The pressure to make good grades is one of the most stressful parts of being an only child. All of my other friends’ parents care about their kids’ grades, but nowhere near as much as my parents and other only childrens parents’ do. Parents with more than one kid probably get several emails a week about different kids and it could get pretty confusing, but not with only child. Our parents see every email, every grade card sent home and anything else that deal with grades. I always thought of it like I’m their only chance to create a successful child, better not screw it up. I know this is common of overbearing high school parents in general, but it seems like most only children get this way more often than needed.
The worst part of being an only child is the fact that you get so lonely. I can’t just walk into my sibling’s room and just talk about school, friends or just life. If I tried to do that with my parents, it would end up being a two-hour long conversation about my college plans. There are so many times that my friends have been kidding and have said they would give me their sibling, but to be honest, I would gladly take their offer. It may sound crazy, but they have no idea how weird it feels during family dinners when you’re the only kid at the table and your parents talk to your grandparents and you’re just left alone scrolling through Instagram or Twitter.
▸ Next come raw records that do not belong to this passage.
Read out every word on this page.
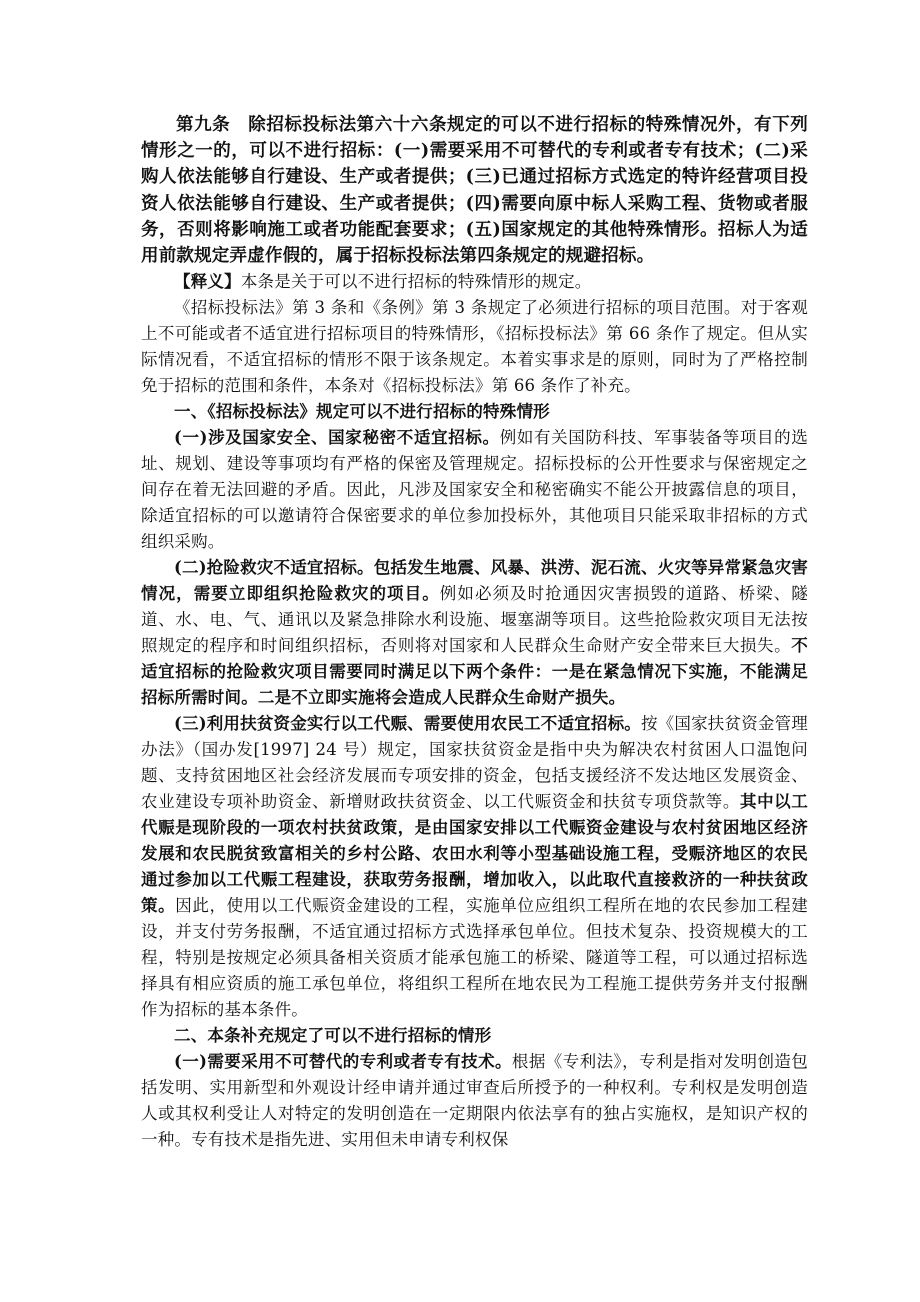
第九条　除招标投标法第六十六条规定的可以不进行招标的特殊情况外，有下列情形之一的，可以不进行招标：(一)需要采用不可替代的专利或者专有技术；(二)采购人依法能够自行建设、生产或者提供；(三)已通过招标方式选定的特许经营项目投资人依法能够自行建设、生产或者提供；(四)需要向原中标人采购工程、货物或者服务，否则将影响施工或者功能配套要求；(五)国家规定的其他特殊情形。招标人为适用前款规定弄虚作假的，属于招标投标法第四条规定的规避招标。

【释义】本条是关于可以不进行招标的特殊情形的规定。

《招标投标法》第 3 条和《条例》第 3 条规定了必须进行招标的项目范围。对于客观上不可能或者不适宜进行招标项目的特殊情形，《招标投标法》第 66 条作了规定。但从实际情况看，不适宜招标的情形不限于该条规定。本着实事求是的原则，同时为了严格控制免于招标的范围和条件，本条对《招标投标法》第 66 条作了补充。

一、《招标投标法》规定可以不进行招标的特殊情形

(一)涉及国家安全、国家秘密不适宜招标。例如有关国防科技、军事装备等项目的选址、规划、建设等事项均有严格的保密及管理规定。招标投标的公开性要求与保密规定之间存在着无法回避的矛盾。因此，凡涉及国家安全和秘密确实不能公开披露信息的项目，除适宜招标的可以邀请符合保密要求的单位参加投标外，其他项目只能采取非招标的方式组织采购。

(二)抢险救灾不适宜招标。包括发生地震、风暴、洪涝、泥石流、火灾等异常紧急灾害情况，需要立即组织抢险救灾的项目。例如必须及时抢通因灾害损毁的道路、桥梁、隧道、水、电、气、通讯以及紧急排除水利设施、堰塞湖等项目。这些抢险救灾项目无法按照规定的程序和时间组织招标，否则将对国家和人民群众生命财产安全带来巨大损失。不适宜招标的抢险救灾项目需要同时满足以下两个条件：一是在紧急情况下实施，不能满足招标所需时间。二是不立即实施将会造成人民群众生命财产损失。

(三)利用扶贫资金实行以工代赈、需要使用农民工不适宜招标。按《国家扶贫资金管理办法》（国办发[1997] 24 号）规定，国家扶贫资金是指中央为解决农村贫困人口温饱问题、支持贫困地区社会经济发展而专项安排的资金，包括支援经济不发达地区发展资金、农业建设专项补助资金、新增财政扶贫资金、以工代赈资金和扶贫专项贷款等。其中以工代赈是现阶段的一项农村扶贫政策，是由国家安排以工代赈资金建设与农村贫困地区经济发展和农民脱贫致富相关的乡村公路、农田水利等小型基础设施工程，受赈济地区的农民通过参加以工代赈工程建设，获取劳务报酬，增加收入，以此取代直接救济的一种扶贫政策。因此，使用以工代赈资金建设的工程，实施单位应组织工程所在地的农民参加工程建设，并支付劳务报酬，不适宜通过招标方式选择承包单位。但技术复杂、投资规模大的工程，特别是按规定必须具备相关资质才能承包施工的桥梁、隧道等工程，可以通过招标选择具有相应资质的施工承包单位，将组织工程所在地农民为工程施工提供劳务并支付报酬作为招标的基本条件。

二、本条补充规定了可以不进行招标的情形

(一)需要采用不可替代的专利或者专有技术。根据《专利法》，专利是指对发明创造包括发明、实用新型和外观设计经申请并通过审查后所授予的一种权利。专利权是发明创造人或其权利受让人对特定的发明创造在一定期限内依法享有的独占实施权，是知识产权的一种。专有技术是指先进、实用但未申请专利权保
By second grade I realized how different it was to be an only child and how lonely it could be. Everyday we were supposed to write about something that happened to us over the past week. So all of my classmates would scribble down a couple sentences about how they went to the petting zoo with all of their siblings, while most of my writings were about me going around the lazy river all by myself. I soon began to write about my “little sisters” Julie and Juliet (yes, I was very creative with the names). I felt so left out. What else was seven-year-old me supposed to do? The thing that amazed me was that the entire class, even the teacher, believed me! So I continued to lie through the second grade about my imaginary family and all of my wonderful adventures I had with my pretend sisters. Finally by the end of that year my tiny conscience got to me and I told my teacher the truth: that I was actually a lonely and awkward kid. I don’t think the rest of the class ever found out, or cared, but that was when I realized how badly I wanted a sibling.
I would beg and whine for my mom and dad to give me a sibling. Somehow they explained to me that my mom couldn’t get pregnant after me, so I made up a new plan: to adopt an Asian baby. That never happened, but all through elementary school I waited for my parents to give me what I wanted — and they usually did — but it just never happened. It became more of a joke in my family as time went on. By the end of elementary school I had accepted that I was going to be the only kid in our minivan for the rest of my life.
There are some advantages to being an only child: I was spoiled when I was younger (okay, maybe I still am). I am a total daddy’s girl. I got everything I asked my dad for until I became a teenager and my parents have always had time for me. I was never shoved away because my mom was too busy with a screaming sibling. I was always their number one priority; I never had anyone to compete with for attention.
Nobody wants to be the only kid at the dinner table, by themselves going around the lazy river or even making their parents empty nesters with just one good-bye. As far as I’m concerned, I’m still waiting for that Asian baby to show up on my doorstep.